L’autoscopie : pourquoi?

Ce texte a initialement été publié par Profweb sous licence CC BY-NC-ND 4.0 International, avant la création d’Éductive.

Yvon Duquette enseigne les soins infirmiers depuis 1977. Avec le temps, la relation infirmière-client et l’intervention en santé mentale sont devenues ses principales préoccupations dans l’enseignement. Il nous explique pourquoi il a adopté l’autoscopie : une forme d’intervention particulièrement adaptée à l’approche par compétences. L’analyse que l’étudiant pose, à l’aide d’enregistrements audiovisuels, lui permet d’intervenir plus aisément sur ses propres comportements, gestes ou attitudes.

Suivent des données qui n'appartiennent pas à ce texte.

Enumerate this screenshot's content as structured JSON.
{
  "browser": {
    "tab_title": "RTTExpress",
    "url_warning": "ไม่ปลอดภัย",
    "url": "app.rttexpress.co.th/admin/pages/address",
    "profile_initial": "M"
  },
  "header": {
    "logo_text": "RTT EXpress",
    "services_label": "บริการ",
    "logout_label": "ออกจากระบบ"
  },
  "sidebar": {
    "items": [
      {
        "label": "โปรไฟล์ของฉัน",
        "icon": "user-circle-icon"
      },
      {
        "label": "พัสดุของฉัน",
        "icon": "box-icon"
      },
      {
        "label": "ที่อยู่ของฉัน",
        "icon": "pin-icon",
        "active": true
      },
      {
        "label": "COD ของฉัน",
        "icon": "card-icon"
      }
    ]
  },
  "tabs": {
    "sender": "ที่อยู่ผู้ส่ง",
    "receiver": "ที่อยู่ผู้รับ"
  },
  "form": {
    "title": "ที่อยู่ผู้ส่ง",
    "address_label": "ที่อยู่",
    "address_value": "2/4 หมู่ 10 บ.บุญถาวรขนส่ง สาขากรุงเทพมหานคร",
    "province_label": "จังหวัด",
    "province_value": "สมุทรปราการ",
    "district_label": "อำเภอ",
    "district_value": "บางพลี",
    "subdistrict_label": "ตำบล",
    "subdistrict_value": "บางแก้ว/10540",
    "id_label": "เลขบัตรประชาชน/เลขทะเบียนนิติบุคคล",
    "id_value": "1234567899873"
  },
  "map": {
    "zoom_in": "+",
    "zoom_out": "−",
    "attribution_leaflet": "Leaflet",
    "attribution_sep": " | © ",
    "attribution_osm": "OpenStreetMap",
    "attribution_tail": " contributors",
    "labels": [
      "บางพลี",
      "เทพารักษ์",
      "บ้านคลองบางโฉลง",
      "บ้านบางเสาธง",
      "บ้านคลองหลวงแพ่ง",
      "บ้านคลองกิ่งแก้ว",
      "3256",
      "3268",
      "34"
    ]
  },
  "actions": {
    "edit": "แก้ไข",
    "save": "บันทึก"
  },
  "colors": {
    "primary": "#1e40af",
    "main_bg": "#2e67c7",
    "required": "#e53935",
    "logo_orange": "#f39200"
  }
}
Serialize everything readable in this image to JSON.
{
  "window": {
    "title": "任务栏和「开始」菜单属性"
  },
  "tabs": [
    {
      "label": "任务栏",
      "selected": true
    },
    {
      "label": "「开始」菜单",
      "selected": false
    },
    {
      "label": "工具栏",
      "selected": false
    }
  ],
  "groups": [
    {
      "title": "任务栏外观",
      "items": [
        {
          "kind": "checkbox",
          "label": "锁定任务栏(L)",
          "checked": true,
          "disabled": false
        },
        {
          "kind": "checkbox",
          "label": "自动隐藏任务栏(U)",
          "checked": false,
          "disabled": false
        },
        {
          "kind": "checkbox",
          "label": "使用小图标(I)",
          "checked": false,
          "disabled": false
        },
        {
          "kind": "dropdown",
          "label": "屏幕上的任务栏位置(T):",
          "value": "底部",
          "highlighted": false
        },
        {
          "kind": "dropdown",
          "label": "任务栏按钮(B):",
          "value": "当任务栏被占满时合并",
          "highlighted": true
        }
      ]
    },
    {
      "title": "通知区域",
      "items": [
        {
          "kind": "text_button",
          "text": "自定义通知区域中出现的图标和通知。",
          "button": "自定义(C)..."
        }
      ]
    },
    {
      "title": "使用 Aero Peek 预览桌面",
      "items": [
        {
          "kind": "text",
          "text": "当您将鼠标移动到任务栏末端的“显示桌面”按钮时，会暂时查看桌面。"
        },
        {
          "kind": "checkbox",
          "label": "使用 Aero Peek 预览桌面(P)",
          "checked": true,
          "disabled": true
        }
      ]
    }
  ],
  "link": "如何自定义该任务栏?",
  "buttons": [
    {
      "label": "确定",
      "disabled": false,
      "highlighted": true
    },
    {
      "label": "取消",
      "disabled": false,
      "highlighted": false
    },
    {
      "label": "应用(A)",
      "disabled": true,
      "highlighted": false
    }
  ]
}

Exemple de rétroactions exercées entre étudiants à la suite d’une simulation clinique

Une approche par compétences

Au début de ma carrière, j’avais beaucoup de temps, mais peu de moyens pour enseigner. Le tableau noir, un livre de cours, la jeunesse et beaucoup de naïveté faisaient partie des outils pour éduquer des plus jeunes que moi. Les différentes réformes scolaires et la Loi 90 ont coloré mon parcours professionnel. Le nouveau curriculum, qui augmente les responsabilités de l’infirmière et introduit une approche par compétences, a fait surgir de nombreuses questions :

  1. Comment un apprenti soignant peut-il apprendre à intervenir en soins infirmiers en si peu de temps?
  2. Comment savoir s’il développe vraiment sa compétence?
  3. Comment assurer le suivi et l’enrichissement des compétences selon l’approche programme?

Une technique issue de la pratique réflexive de Donald Schön

Dans le tournant des années 1990, j’ai décidé de m’inspirer de la pratique réflexive de Schön « qui lie très étroitement l’apprentissage dans l’enseignement à la réflexion partagée sur des situations réelles d’apprentissage ». C’est à ce moment que j’ai introduit l’autoscopie. Je voulais aider mes étudiants à comprendre comment on se développe professionnellement en puisant dans un « savoir dans l’action ».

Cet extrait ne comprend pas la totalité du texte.